Harry Goodall

Personal information
- Full name: Harry Hornby Goodall
- Born: 17 January 1877 Nottingham, Nottinghamshire, England
- Died: 20 February 1961 (aged 84) Beeston, Nottinghamshire, England
- Batting: Right-handed

Domestic team information
- 1902–1905: Nottinghamshire

Career statistics
| Competition | First-class |
| Matches | 5 |
| Runs scored | 92 |
| Batting average | 15.33 |
| 100s/50s | –/– |
| Top score | 26 |
| Balls bowled | – |
| Wickets | – |
| Bowling average | – |
| 5 wickets in innings | – |
| 10 wickets in match | – |
| Best bowling | – |
| Catches/stumpings | 1/– |
- Source: Cricinfo, 20 May 2012

= Harry Goodall =

English cricketer

Harry Hornby Goodall (17 January 1877 – 20 February 1961) was an English cricketer. Goodall was a right-handed batsman. He was born at Nottingham, Nottinghamshire.

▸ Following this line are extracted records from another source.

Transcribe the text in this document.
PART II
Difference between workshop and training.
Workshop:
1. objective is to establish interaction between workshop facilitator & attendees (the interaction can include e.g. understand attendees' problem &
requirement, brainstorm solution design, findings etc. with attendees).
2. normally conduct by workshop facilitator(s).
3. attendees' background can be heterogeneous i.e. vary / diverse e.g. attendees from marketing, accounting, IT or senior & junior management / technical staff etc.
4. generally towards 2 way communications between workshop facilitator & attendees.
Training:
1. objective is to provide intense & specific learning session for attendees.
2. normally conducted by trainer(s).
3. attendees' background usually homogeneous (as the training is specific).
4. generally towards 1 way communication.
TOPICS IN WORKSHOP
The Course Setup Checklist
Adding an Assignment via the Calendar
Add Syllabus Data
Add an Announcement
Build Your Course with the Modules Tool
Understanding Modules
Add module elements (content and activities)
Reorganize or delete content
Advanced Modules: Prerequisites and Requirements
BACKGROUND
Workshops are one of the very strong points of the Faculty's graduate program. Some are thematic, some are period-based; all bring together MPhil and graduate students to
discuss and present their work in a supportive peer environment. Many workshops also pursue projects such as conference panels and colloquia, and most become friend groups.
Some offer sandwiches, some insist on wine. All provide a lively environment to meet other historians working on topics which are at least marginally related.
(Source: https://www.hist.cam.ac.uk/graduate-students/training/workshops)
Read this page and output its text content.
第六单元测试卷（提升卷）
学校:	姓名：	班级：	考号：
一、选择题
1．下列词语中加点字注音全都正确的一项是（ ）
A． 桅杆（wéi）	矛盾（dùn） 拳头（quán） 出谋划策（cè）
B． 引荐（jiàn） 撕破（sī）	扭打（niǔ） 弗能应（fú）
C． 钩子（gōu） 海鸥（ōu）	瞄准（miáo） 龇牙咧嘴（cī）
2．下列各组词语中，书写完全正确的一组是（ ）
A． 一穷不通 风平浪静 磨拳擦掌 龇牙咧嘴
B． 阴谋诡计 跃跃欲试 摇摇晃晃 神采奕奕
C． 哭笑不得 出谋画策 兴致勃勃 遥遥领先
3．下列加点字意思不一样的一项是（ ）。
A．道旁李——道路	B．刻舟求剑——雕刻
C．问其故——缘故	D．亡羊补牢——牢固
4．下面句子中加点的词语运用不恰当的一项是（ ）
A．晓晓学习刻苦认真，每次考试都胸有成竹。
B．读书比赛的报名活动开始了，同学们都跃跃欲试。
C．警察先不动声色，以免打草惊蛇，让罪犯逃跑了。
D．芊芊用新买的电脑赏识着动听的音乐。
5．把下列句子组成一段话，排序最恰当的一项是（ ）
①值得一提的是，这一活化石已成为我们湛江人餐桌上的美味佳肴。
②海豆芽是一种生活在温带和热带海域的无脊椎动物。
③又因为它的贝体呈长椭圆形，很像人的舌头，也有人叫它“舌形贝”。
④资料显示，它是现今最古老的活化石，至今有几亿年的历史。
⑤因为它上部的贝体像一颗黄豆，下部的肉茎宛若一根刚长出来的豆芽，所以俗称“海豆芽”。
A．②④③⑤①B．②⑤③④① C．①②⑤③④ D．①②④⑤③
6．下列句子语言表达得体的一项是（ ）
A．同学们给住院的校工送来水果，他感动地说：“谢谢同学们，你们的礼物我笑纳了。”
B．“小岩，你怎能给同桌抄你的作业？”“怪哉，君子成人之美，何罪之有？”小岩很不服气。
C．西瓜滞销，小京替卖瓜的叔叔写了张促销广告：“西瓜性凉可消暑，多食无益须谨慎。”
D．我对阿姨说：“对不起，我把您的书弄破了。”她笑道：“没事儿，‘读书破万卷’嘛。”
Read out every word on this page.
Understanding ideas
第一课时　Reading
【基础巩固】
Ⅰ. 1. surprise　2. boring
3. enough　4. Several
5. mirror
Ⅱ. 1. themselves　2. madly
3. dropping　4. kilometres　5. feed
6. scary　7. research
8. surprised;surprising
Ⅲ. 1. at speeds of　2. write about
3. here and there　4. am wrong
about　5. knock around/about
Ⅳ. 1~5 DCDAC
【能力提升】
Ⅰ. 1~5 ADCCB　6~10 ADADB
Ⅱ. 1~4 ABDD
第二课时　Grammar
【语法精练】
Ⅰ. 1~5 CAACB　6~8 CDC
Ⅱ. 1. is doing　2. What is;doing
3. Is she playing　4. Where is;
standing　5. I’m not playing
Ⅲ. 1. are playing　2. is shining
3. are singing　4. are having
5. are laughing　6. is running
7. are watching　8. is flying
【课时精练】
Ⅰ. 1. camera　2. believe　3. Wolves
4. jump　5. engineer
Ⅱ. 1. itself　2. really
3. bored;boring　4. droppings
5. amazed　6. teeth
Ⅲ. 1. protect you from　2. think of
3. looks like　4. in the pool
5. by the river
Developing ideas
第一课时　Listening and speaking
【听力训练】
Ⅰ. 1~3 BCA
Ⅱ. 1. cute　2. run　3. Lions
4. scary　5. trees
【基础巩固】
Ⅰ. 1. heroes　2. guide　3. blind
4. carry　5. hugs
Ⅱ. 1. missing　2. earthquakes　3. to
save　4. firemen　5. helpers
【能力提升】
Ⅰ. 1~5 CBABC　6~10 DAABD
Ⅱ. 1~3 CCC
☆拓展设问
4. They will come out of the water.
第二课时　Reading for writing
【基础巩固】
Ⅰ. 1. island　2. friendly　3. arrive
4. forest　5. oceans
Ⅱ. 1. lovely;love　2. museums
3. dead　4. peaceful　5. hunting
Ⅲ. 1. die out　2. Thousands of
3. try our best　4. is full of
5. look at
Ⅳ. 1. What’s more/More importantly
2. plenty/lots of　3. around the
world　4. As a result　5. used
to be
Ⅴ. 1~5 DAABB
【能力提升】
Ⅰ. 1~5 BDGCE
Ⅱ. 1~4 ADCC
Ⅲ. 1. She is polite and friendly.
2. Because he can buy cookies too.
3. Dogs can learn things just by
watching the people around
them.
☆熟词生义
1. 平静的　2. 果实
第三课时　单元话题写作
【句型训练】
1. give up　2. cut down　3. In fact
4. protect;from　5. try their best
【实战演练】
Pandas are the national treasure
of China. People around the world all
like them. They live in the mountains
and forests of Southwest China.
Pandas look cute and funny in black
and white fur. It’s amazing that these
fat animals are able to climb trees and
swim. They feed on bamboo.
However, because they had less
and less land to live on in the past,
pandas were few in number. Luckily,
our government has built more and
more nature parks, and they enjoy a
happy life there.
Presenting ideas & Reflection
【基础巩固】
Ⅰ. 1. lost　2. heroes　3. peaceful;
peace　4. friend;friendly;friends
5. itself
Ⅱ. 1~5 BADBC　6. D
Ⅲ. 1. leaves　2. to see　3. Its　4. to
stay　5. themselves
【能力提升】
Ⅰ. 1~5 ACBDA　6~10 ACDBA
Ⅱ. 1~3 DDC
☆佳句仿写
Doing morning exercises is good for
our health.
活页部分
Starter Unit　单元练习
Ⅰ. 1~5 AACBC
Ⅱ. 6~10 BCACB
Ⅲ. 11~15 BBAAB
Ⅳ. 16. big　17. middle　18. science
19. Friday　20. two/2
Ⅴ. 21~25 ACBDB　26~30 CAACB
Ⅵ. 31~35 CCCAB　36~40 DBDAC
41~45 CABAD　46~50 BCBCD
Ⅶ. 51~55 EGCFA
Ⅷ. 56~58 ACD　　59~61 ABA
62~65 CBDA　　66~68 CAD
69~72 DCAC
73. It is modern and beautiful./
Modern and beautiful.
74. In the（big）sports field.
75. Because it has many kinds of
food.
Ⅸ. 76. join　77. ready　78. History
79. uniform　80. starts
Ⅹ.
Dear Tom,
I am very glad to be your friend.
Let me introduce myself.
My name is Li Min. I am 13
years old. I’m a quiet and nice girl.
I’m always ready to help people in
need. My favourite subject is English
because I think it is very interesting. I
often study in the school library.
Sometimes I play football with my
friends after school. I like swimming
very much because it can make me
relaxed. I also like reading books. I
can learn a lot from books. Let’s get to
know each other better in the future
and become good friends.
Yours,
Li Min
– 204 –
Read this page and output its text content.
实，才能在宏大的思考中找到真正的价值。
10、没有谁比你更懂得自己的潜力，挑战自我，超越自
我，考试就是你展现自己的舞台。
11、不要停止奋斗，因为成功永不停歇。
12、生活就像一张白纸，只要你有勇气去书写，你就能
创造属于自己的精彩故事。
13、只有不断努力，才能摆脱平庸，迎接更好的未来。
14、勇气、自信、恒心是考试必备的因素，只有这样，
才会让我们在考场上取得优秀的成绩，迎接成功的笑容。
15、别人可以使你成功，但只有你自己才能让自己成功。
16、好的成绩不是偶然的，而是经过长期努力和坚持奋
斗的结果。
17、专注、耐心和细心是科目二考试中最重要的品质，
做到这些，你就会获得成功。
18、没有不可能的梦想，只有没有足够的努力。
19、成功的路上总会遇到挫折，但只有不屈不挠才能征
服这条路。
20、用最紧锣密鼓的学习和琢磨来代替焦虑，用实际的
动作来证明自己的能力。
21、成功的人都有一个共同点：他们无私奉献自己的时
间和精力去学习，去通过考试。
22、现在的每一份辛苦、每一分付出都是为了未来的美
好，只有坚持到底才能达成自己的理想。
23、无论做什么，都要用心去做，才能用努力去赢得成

Goodall made his first-class debut for Nottinghamshire against Leicestershire in the 1902 County Championship. He played a further fixture in that season against Essex. He next played first-class cricket for the county in the 1905 County Championship, making three appearances against Essex, Middlesex and Derbyshire. In his total of five first-class appearances for the county, he scored a total of 92 runs at an average of 15.33, with a high score of 26.

He died at Beeston, Nottinghamshire, on 20 February 1961.